With new movie versions of Robert E. Howard’s black-maned hero Conan and Edgar Rice Burrough’s gentleman adventurer John Carter of Mars, it would appear that the sword & sorcery genre may be about to resurge into the public sphere.
A staple of the pulp era, sword & sorcery fiction can best be recognized by the presence of roguish, larger-than-life heroes battling supernatural and earthly foes by magic, might and mein. Usually these heroes aren’t exactly “good” guys, but many times the results of their adventures tip the scale in favor of goodness. An example: a sword & sorcery character might indeed wage battle against a powerful demon cult, but rather than doing so to benefit society, he or she will more likely be motivated by the possibility of treasure or the gain of personal power. True, society may benefit from the adventurer’s quest, but such is rarely his or her primary – or even secondary – concern. Characters like the aforementioned Conan and John Carter are exemplary examples of the type.

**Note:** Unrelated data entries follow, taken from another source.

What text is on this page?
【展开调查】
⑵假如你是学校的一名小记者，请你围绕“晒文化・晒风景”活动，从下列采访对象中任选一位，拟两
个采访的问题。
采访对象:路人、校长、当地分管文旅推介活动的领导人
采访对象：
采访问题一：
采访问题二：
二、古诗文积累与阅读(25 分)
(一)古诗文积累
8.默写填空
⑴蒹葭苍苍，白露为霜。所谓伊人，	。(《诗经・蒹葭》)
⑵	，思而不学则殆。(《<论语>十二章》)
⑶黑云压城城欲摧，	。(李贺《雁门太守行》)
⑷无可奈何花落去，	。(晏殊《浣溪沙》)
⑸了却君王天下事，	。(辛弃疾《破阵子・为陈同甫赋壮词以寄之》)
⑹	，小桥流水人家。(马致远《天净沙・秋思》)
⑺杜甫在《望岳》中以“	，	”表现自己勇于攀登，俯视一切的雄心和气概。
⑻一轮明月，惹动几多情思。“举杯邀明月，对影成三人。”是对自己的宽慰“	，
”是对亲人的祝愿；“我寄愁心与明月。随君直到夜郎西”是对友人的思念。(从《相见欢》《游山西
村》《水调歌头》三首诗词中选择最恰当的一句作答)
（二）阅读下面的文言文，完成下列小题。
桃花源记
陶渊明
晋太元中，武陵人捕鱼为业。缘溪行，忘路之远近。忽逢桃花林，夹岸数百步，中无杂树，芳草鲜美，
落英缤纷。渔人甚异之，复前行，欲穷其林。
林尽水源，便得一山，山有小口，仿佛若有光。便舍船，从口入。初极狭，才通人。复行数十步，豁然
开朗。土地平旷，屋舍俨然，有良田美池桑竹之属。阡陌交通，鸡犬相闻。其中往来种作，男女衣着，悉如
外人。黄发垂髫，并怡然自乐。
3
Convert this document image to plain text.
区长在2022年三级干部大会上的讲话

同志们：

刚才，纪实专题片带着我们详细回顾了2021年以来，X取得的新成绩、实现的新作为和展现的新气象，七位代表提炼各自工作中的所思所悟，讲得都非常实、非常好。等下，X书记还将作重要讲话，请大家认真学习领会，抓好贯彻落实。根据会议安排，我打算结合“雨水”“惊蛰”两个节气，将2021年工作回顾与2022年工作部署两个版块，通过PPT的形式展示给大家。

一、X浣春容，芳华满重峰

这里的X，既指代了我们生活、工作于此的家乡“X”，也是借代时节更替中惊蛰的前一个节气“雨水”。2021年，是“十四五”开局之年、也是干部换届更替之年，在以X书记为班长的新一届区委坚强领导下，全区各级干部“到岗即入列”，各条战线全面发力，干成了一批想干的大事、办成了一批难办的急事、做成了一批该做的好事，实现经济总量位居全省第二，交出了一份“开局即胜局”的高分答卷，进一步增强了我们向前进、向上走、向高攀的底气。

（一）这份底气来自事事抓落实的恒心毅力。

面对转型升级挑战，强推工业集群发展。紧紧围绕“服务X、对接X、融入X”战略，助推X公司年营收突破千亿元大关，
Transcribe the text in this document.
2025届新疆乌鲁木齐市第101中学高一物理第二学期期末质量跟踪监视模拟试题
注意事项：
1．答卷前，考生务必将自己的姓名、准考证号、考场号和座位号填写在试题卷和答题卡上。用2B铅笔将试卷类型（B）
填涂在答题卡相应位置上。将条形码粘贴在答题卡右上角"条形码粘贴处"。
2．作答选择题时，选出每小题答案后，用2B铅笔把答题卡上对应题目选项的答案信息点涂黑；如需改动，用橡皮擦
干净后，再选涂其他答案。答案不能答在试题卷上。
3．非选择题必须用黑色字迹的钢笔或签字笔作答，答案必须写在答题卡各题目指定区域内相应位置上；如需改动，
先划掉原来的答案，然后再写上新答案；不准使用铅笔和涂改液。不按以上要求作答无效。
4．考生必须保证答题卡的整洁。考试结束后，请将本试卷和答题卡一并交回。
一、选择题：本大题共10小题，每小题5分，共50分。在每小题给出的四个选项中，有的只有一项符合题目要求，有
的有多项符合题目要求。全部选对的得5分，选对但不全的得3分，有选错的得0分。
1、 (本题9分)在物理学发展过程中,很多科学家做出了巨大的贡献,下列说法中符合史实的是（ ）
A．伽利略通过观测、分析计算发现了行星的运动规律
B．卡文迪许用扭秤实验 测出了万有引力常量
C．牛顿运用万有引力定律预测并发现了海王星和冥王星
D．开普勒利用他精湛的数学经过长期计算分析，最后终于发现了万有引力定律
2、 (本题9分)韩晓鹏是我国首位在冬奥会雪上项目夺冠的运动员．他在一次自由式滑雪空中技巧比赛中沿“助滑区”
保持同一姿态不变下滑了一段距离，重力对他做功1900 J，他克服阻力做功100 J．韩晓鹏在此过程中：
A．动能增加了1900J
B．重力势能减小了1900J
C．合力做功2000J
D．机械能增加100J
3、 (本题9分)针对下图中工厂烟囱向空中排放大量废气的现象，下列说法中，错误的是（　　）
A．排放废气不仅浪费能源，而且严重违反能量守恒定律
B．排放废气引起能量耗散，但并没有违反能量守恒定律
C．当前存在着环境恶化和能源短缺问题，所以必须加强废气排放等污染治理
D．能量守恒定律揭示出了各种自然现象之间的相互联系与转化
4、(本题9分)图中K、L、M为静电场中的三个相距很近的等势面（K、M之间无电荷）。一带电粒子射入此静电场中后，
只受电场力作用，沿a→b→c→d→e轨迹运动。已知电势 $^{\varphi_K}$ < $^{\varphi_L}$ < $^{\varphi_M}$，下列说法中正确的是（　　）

While epic fantasy has long maintained a hold on genre readers, Sword & Sorcery fiction has made a number of notable forays onto local book shelves as of late. Classicist and author James Enge’s tales of Morlock Ambrosius (Blood of Ambrose, This Crooked Way) both meet the bill, as does Joe Abercrombie’s The First Law series, and Jesse Bullington’s The Sad Tale of the Brothers Grossbart. Even the grandfathers of the genre – Howard, Burroughs, Clark Ashton Smith and Fritz Lieber among them – have seen a revival, with many of their long out of print works being reprinted into affordable editions for today’s reader.
Even today’s publishing atmosphere would seem to be friendly to the typically episodic adventures of the Sword & Sorcery hero. Back in the thirties there were scads of pulp magazines, all of which were hungry for stories from talented fantasy authors. Ironically, in an age where paper magazines themselves seem to be dying, e-zines and web-based magazines offer a myriad of publishing opportunities for the author. Admittedly, not all of these pay especially well, but neither did the original pulps.
Could a revival at the movie house catalyze the nascent Sword & Sorcery scene in the written world? Maybe. While there’s no guarantee that Swords & Sorcery fiction will assume a place of prominence in the fantasy genre, I have heard several authors and even a publisher or two say that they hope – even expect – it to dethrone Steampunk as the sub-genre du jour, and like Steampunk, it too could benefit from the modern sensibilities of a new generation of writers. As it stands, Steampunk – while still incredibly popular, is well-trodden territory. Sword & Sorcery is a wide-open world begging for the traditional white male hero archetype to be joined shield to shoulder by heroes of color, strong and independent women adventurers and more. This could be sword & sorcery’s moment, if only more writers – much like the heroes themselves – recognize this golden opportunity and seize it for themselves.